Why do dinoflagellates produce saxitoxin? It is unlikely that they intend to kill marine mammals because the saxitoxin-producing species are photosynthetic (7). Arguably, they would derive no benefit from killing high-level predators in their ecosystems and may even be harmed by an increase in lower-level predators that would result. The large size of dinoflagellate genomes, the difficulty of culturing dinoflagellates in the lab, and their extreme divergence from all organisms with sequenced genomes makes genomic and evolutionary studies of saxitoxin production in dinoflagellates challenging, and information is incomplete (8). The most popular and widely studied hypothesis is that saxitoxin deters the immediate predators of photosynthetic dinoflagellates, such as cocepods and mollusks (3). However, evidence is inconclusive because though saxitoxin production correlates with decreased consumption of dinoflagellates by cocepods, many studies have found no effect of saxitoxin on the survival of mollusks, and other studies found that even dinoflagellate species that do not produce saxitoxin could kill their predators by an as-yet-unidentified mechanism (3). Another hypothesis is that saxitoxin acts as a pheromone and regulates mating and other social behavior in dinoflagellate colonies, though any hypothesis that proposes a non-toxic role for saxitoxin must account for how dinoflagellates that do not produce it perform the same tasks (3). Nonetheless, at present, it is a good bet that dinoflagellates use saxitoxin for their own purposes and that its effect on the brain is a cruel irony.

 Sources

  1. The IUCN Red List of Threatened Species. http://www.iucnredlist.org/details/13653/0
  2. Reyero M et al (1999). Evidence of Saxitoxin Derivatives as Causative Agents in the 1997 Mass Mortality of Monk Seals in the Cape Blanc Peninsula. Natural Toxins. 7: 311-315. Open access.

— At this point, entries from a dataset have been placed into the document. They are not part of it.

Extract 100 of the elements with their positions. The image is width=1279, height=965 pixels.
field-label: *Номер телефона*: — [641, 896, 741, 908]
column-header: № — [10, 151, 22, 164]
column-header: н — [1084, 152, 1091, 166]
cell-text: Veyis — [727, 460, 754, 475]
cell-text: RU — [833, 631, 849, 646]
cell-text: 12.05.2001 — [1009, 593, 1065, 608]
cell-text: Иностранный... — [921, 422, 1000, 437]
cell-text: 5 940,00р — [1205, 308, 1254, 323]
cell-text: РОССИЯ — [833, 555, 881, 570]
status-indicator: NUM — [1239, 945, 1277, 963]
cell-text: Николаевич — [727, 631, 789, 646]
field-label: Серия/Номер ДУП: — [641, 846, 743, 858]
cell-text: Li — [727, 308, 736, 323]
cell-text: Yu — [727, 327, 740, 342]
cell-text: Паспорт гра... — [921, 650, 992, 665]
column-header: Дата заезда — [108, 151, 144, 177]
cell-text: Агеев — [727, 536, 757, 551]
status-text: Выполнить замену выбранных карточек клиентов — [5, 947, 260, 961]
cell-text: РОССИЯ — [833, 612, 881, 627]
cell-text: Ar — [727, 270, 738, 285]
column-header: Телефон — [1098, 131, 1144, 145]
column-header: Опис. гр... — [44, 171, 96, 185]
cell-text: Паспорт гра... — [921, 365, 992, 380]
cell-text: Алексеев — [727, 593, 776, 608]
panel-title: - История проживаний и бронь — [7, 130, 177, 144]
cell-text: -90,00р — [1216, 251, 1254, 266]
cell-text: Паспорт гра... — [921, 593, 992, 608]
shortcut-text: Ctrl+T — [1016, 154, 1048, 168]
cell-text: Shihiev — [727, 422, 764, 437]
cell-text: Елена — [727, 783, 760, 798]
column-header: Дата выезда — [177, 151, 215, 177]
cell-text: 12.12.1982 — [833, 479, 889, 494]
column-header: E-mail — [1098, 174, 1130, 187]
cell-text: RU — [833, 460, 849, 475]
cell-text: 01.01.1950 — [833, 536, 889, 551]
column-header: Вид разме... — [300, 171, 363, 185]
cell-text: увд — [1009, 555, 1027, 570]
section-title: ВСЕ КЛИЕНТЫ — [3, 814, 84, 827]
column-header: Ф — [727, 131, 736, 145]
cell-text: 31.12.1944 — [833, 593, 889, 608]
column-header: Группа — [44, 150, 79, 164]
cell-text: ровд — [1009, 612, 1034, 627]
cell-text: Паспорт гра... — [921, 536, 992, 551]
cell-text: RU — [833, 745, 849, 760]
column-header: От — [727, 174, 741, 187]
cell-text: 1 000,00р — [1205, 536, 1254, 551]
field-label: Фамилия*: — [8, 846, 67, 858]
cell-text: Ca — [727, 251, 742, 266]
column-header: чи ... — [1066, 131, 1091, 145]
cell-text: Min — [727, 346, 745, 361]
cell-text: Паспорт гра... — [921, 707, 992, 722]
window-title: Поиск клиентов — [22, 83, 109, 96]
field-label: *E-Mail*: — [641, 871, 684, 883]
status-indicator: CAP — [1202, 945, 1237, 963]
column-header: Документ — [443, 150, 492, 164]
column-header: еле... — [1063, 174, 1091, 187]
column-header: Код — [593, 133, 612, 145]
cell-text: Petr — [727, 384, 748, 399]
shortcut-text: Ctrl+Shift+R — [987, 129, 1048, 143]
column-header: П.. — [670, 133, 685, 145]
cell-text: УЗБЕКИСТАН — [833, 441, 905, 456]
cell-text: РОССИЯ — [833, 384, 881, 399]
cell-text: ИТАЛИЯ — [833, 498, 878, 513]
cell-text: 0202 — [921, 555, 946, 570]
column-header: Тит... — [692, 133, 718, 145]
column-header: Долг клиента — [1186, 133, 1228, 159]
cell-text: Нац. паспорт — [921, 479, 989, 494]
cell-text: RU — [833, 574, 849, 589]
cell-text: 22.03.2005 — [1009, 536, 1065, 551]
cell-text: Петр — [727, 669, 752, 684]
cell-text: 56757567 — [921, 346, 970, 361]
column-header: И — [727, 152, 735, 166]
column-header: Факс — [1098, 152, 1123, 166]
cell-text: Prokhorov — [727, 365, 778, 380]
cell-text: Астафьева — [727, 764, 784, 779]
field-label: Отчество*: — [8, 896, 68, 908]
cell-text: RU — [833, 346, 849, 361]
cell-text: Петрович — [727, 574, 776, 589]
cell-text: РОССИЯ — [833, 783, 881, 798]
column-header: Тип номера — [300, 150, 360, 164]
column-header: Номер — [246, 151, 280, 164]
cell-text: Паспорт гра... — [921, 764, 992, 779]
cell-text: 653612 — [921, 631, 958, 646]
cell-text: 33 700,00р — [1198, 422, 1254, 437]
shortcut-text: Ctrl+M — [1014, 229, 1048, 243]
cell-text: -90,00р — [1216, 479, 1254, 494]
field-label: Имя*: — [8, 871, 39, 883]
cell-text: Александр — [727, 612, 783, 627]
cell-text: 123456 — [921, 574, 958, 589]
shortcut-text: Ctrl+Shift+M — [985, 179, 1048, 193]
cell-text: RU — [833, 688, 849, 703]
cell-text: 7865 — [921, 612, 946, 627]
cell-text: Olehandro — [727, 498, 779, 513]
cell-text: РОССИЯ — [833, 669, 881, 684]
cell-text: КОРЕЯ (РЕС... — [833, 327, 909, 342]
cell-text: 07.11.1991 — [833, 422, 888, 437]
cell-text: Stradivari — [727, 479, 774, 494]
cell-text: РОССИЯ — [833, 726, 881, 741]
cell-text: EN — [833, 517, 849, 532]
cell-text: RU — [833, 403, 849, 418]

  3. Cusick KD and GS Sayler (2013). An Overview on the Marine Neurotoxin, Saxitoxin: Genetics, Molecular Targets, Methods of Detection and Ecological Functions. Marine Drugs. 11: 991-1018. Open access.
  4. Bricelj VM et al (2005). Sodium channel mutation leading to saxitoxin resistance in clams increases risk of PSP. Nature 434:763-767. Paywall.
  5. Dinoflagellates. Smithsonian Museum of Natural History. http://www.mnh.si.edu/highlight/sem/dinoflagellates.html
  6. Wisecaver JH and JD Hackett (2013). Dinoflagellate Genome Evolution. Annual review of microbiology. 65: 369-387. Paywall.
  7. Algae and Human Affairs edited by CA Lembi and JR Waaland and published in 1989.
  8. Hackett JD et al (2013). Evolution of saxitoxin synthesis in cyanobacteria and dinoflagellates. Molecular biology and evolution. 30: 70-78. Open access.